The end result works well enough as a screw thread. For the internal thread in a nut you simply make the circle slightly bigger to give some clearance. However there are a few issues with this.
But I thought I would have a go at making a standard thread instead. My first idea was that instead of rotating a circle I would create a 2D shape that matches the cross section of a standard thread, and linear_extrude/twist that.
That, in itself, was not easy, I ended up using a lookup function to linear interpolate the radius for each angle: an arc at the higher radius; then an arc linearly reducing to the lower radius; then an arc at the lower radius; then a final arc linearly increasing back to the higher radius. Using lookup and a loop to create a set of 2D points for the polygon function I was able to create the correct shape, and use it with linear_extrude/twist, and it looked fine and worked.

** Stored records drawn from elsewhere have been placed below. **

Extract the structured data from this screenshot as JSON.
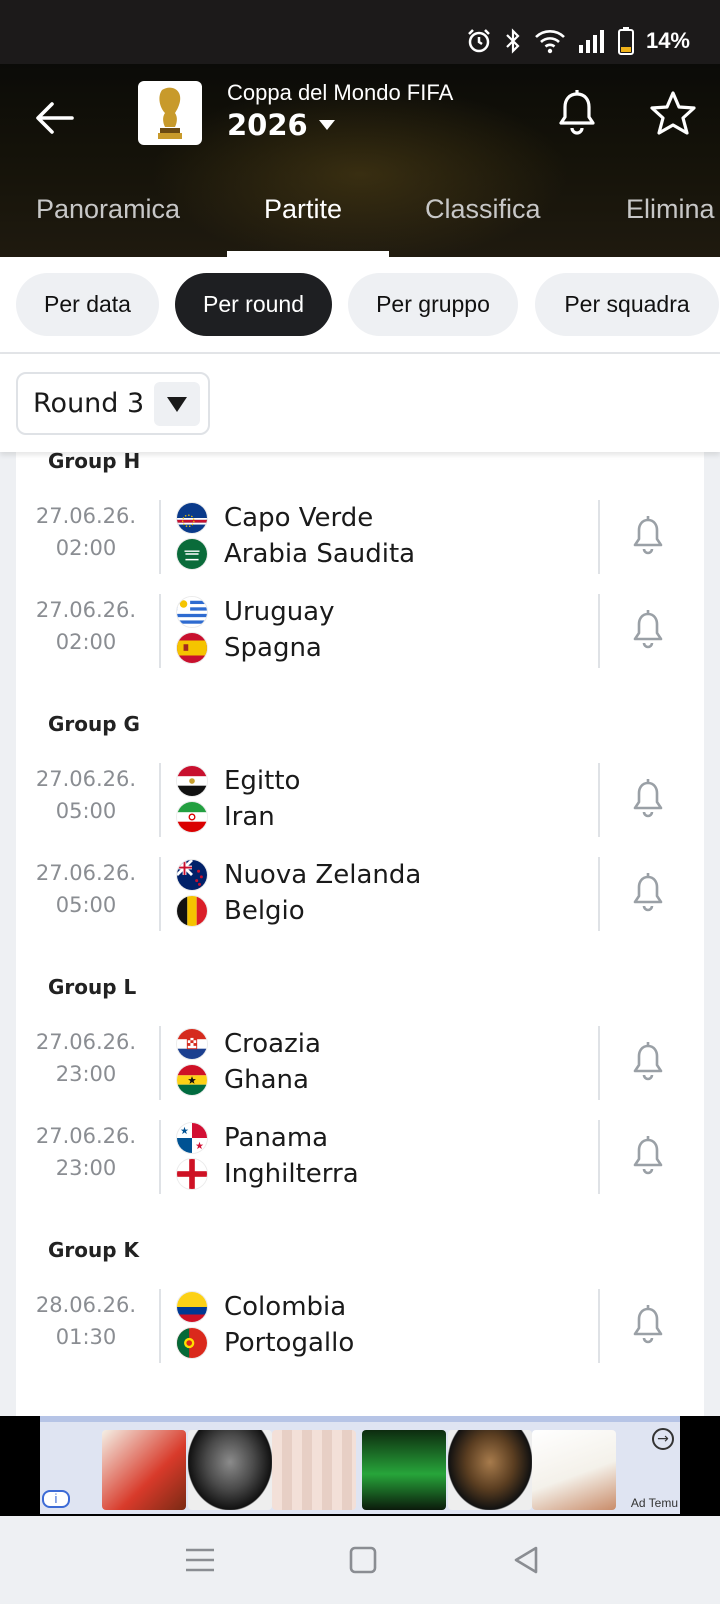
{
  "status_bar": {
    "battery": "14%"
  },
  "header": {
    "competition": "Coppa del Mondo FIFA",
    "season": "2026",
    "tabs": [
      {
        "label": "Panoramica",
        "active": false
      },
      {
        "label": "Partite",
        "active": true
      },
      {
        "label": "Classifica",
        "active": false
      },
      {
        "label": "Elimina",
        "active": false
      }
    ]
  },
  "filters": {
    "chips": [
      {
        "label": "Per data",
        "active": false
      },
      {
        "label": "Per round",
        "active": true
      },
      {
        "label": "Per gruppo",
        "active": false
      },
      {
        "label": "Per squadra",
        "active": false
      }
    ],
    "round_select": "Round 3"
  },
  "groups": [
    {
      "title": "Group H",
      "matches": [
        {
          "date": "27.06.26.",
          "time": "02:00",
          "home": "Capo Verde",
          "away": "Arabia Saudita"
        },
        {
          "date": "27.06.26.",
          "time": "02:00",
          "home": "Uruguay",
          "away": "Spagna"
        }
      ]
    },
    {
      "title": "Group G",
      "matches": [
        {
          "date": "27.06.26.",
          "time": "05:00",
          "home": "Egitto",
          "away": "Iran"
        },
        {
          "date": "27.06.26.",
          "time": "05:00",
          "home": "Nuova Zelanda",
          "away": "Belgio"
        }
      ]
    },
    {
      "title": "Group L",
      "matches": [
        {
          "date": "27.06.26.",
          "time": "23:00",
          "home": "Croazia",
          "away": "Ghana"
        },
        {
          "date": "27.06.26.",
          "time": "23:00",
          "home": "Panama",
          "away": "Inghilterra"
        }
      ]
    },
    {
      "title": "Group K",
      "matches": [
        {
          "date": "28.06.26.",
          "time": "01:30",
          "home": "Colombia",
          "away": "Portogallo"
        }
      ]
    }
  ],
  "ad": {
    "label": "Ad Temu",
    "info": "i"
  },
  "icons": {
    "back": "arrow-left-icon",
    "notifications": "bell-icon",
    "favorite": "star-icon",
    "dropdown": "caret-down-icon"
  }
}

However, I realised another problem with the whole idea of using linear_extrude. It comes down to how it works. It makes a number of slices (you can say how many) and each slice takes the 2D shape, and then a small increment above it, and twisted accordingly, the same shape, and it creates the sides to join them together, like this.
The issue is when the twist between two slices is large, like this, and each of the side triangles ends up stretched across a chord which cuts off the edge of the circle (or whatever) creating this sort of squeezed middle between the layers.

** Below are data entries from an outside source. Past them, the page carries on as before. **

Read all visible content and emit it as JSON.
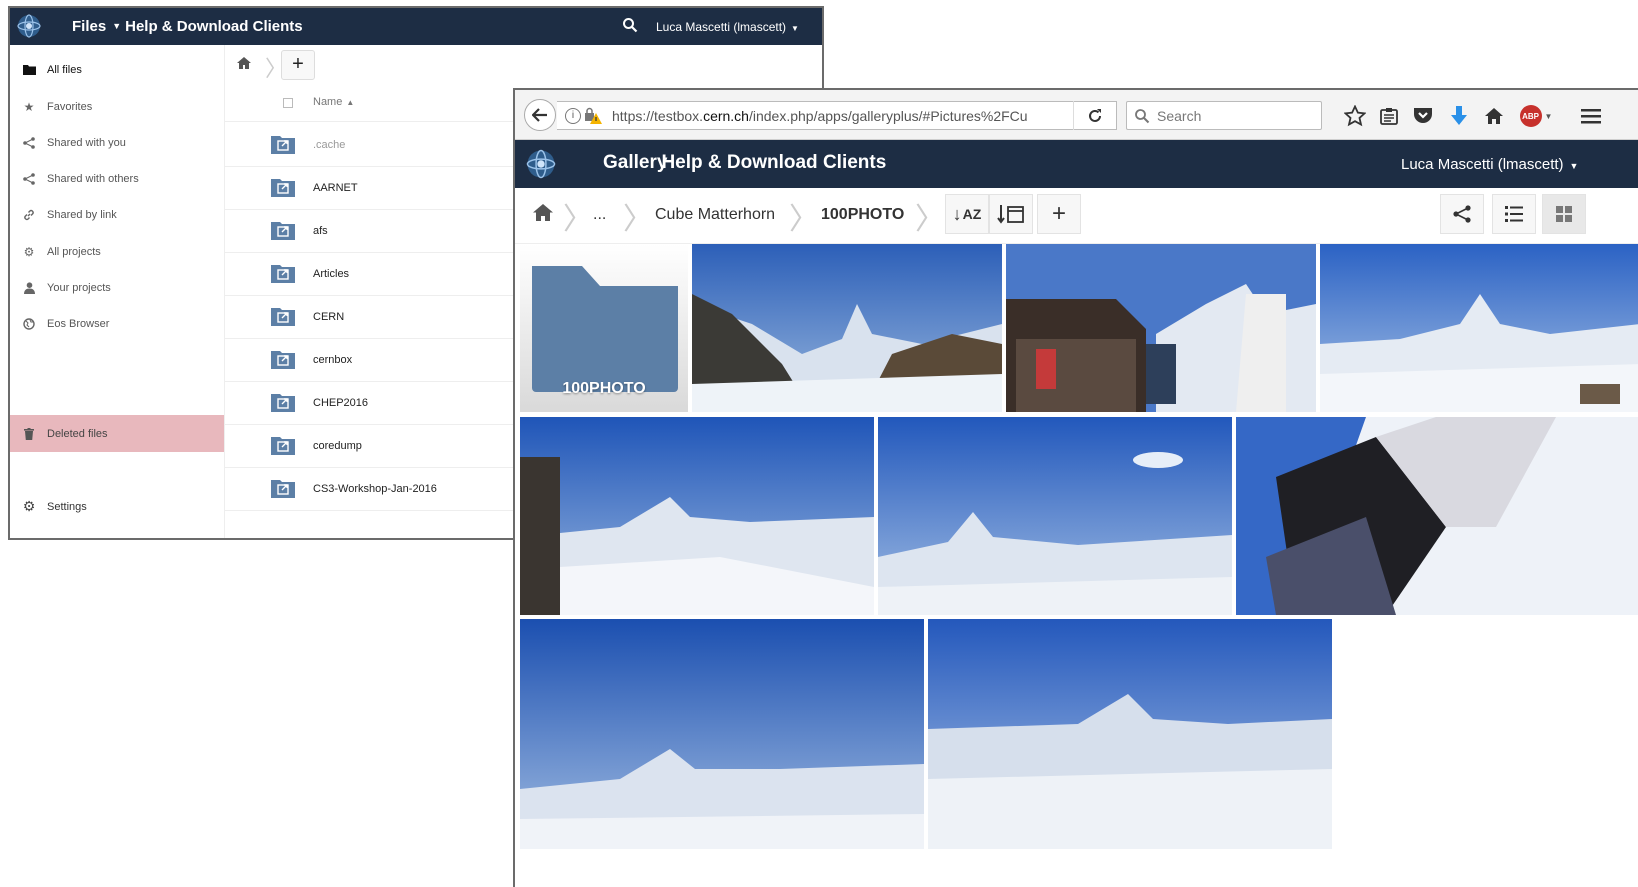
{
  "files_window": {
    "header": {
      "app_name": "Files",
      "app_menu": "Help & Download Clients",
      "user": "Luca Mascetti (lmascett)"
    },
    "sidebar": {
      "items": [
        {
          "label": "All files",
          "icon": "folder-icon"
        },
        {
          "label": "Favorites",
          "icon": "star-icon"
        },
        {
          "label": "Shared with you",
          "icon": "share-icon"
        },
        {
          "label": "Shared with others",
          "icon": "share-icon"
        },
        {
          "label": "Shared by link",
          "icon": "link-icon"
        },
        {
          "label": "All projects",
          "icon": "gear-icon"
        },
        {
          "label": "Your projects",
          "icon": "user-icon"
        },
        {
          "label": "Eos Browser",
          "icon": "globe-icon"
        }
      ],
      "deleted": "Deleted files",
      "settings": "Settings"
    },
    "list": {
      "column_name": "Name",
      "rows": [
        ".cache",
        "AARNET",
        "afs",
        "Articles",
        "CERN",
        "cernbox",
        "CHEP2016",
        "coredump",
        "CS3-Workshop-Jan-2016"
      ]
    }
  },
  "browser": {
    "url_host_prefix": "https://testbox.",
    "url_host_main": "cern.ch",
    "url_path": "/index.php/apps/galleryplus/#Pictures%2FCu",
    "search_placeholder": "Search",
    "abp_label": "ABP"
  },
  "gallery": {
    "header": {
      "app_name": "Gallery",
      "app_menu": "Help & Download Clients",
      "user": "Luca Mascetti (lmascett)"
    },
    "breadcrumbs": [
      "...",
      "Cube Matterhorn",
      "100PHOTO"
    ],
    "sort_label": "AZ",
    "folder_tile_label": "100PHOTO"
  },
  "colors": {
    "header_bg": "#1d2d44",
    "folder_icon": "#5c7fa6",
    "deleted_bg": "#e8b8bd"
  }
}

So I started again. I created a set of 3D points of the helix that is the bottom of the outer edge of the thread, then the next edge above it, and then the bottom of the inner edge, and then the top of the inner edge (I did not round the inside of the thread, as that is optional). I added a point for the centre top and bottom, and then used loops to create the triangles for the polyhedron function.

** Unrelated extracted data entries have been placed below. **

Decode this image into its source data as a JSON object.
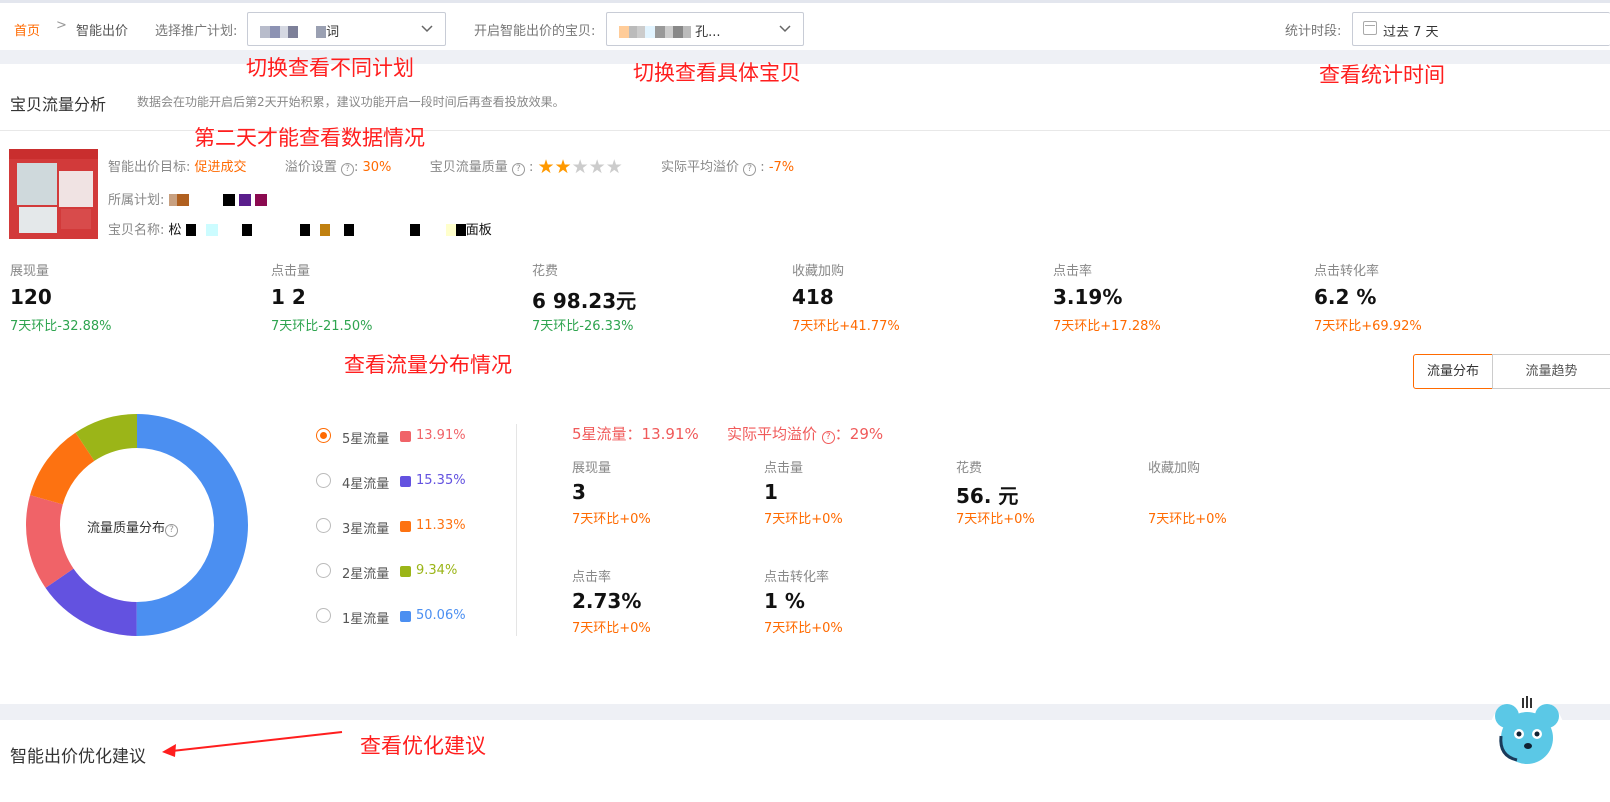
{
  "header": {
    "breadcrumb_home": "首页",
    "breadcrumb_sep": ">",
    "breadcrumb_current": "智能出价",
    "plan_label": "选择推广计划:",
    "plan_value": "词",
    "item_label": "开启智能出价的宝贝:",
    "item_value": "孔...",
    "period_label": "统计时段:",
    "period_value": "过去 7 天"
  },
  "annotations": {
    "switch_plan": "切换查看不同计划",
    "switch_item": "切换查看具体宝贝",
    "view_period": "查看统计时间",
    "day_two": "第二天才能查看数据情况",
    "view_distribution": "查看流量分布情况",
    "view_suggestion": "查看优化建议"
  },
  "analysis": {
    "title": "宝贝流量分析",
    "note": "数据会在功能开启后第2天开始积累，建议功能开启一段时间后再查看投放效果。",
    "goal_label": "智能出价目标:",
    "goal_value": "促进成交",
    "premium_label": "溢价设置",
    "premium_value": "30%",
    "quality_label": "宝贝流量质量",
    "quality_stars": 2,
    "quality_max": 5,
    "avg_premium_label": "实际平均溢价",
    "avg_premium_value": "-7%",
    "plan_label": "所属计划:",
    "name_label": "宝贝名称:",
    "name_start": "松",
    "name_end": "面板"
  },
  "metrics": [
    {
      "label": "展现量",
      "value": "120",
      "change": "7天环比-32.88%",
      "trend": "down"
    },
    {
      "label": "点击量",
      "value": "1 2",
      "change": "7天环比-21.50%",
      "trend": "down"
    },
    {
      "label": "花费",
      "value": "6 98.23元",
      "change": "7天环比-26.33%",
      "trend": "down"
    },
    {
      "label": "收藏加购",
      "value": "418",
      "change": "7天环比+41.77%",
      "trend": "up"
    },
    {
      "label": "点击率",
      "value": "3.19%",
      "change": "7天环比+17.28%",
      "trend": "up"
    },
    {
      "label": "点击转化率",
      "value": "6.2 %",
      "change": "7天环比+69.92%",
      "trend": "up"
    }
  ],
  "tabs": {
    "distribution": "流量分布",
    "trend": "流量趋势"
  },
  "donut": {
    "center_label": "流量质量分布"
  },
  "distribution": [
    {
      "label": "5星流量",
      "pct": "13.91%",
      "value": 13.91,
      "color": "#f06368"
    },
    {
      "label": "4星流量",
      "pct": "15.35%",
      "value": 15.35,
      "color": "#6352e0"
    },
    {
      "label": "3星流量",
      "pct": "11.33%",
      "value": 11.33,
      "color": "#fd7211"
    },
    {
      "label": "2星流量",
      "pct": "9.34%",
      "value": 9.34,
      "color": "#9bb518"
    },
    {
      "label": "1星流量",
      "pct": "50.06%",
      "value": 50.06,
      "color": "#4b8ff1"
    }
  ],
  "detail": {
    "head_flow": "5星流量：13.91%",
    "head_premium_label": "实际平均溢价",
    "head_premium_value": "：29%",
    "metrics": [
      {
        "label": "展现量",
        "value": "3",
        "change": "7天环比+0%"
      },
      {
        "label": "点击量",
        "value": "1",
        "change": "7天环比+0%"
      },
      {
        "label": "花费",
        "value": "56. 元",
        "change": "7天环比+0%"
      },
      {
        "label": "收藏加购",
        "value": "",
        "change": "7天环比+0%"
      },
      {
        "label": "点击率",
        "value": "2.73%",
        "change": "7天环比+0%"
      },
      {
        "label": "点击转化率",
        "value": "1  %",
        "change": "7天环比+0%"
      }
    ]
  },
  "suggestion": {
    "title": "智能出价优化建议"
  },
  "colors": {
    "accent": "#ff6a00",
    "annotation": "#ff1e1e",
    "down": "#2ea44f",
    "up": "#ff6a00"
  }
}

First the bottom, joining the centre to each point at the bottom of the thread.
Of course you need the internal thread too, within a nut, for example. In this case I take a clearance value to add extra spacing so that the model will work when 3D printed.
P.S. As someone has commented, there are thread libraries on thingiverse, including some very odd ones, but this was more about education - learning how exactly to use OpenSCAD and the polygon and polyhedron functions like this.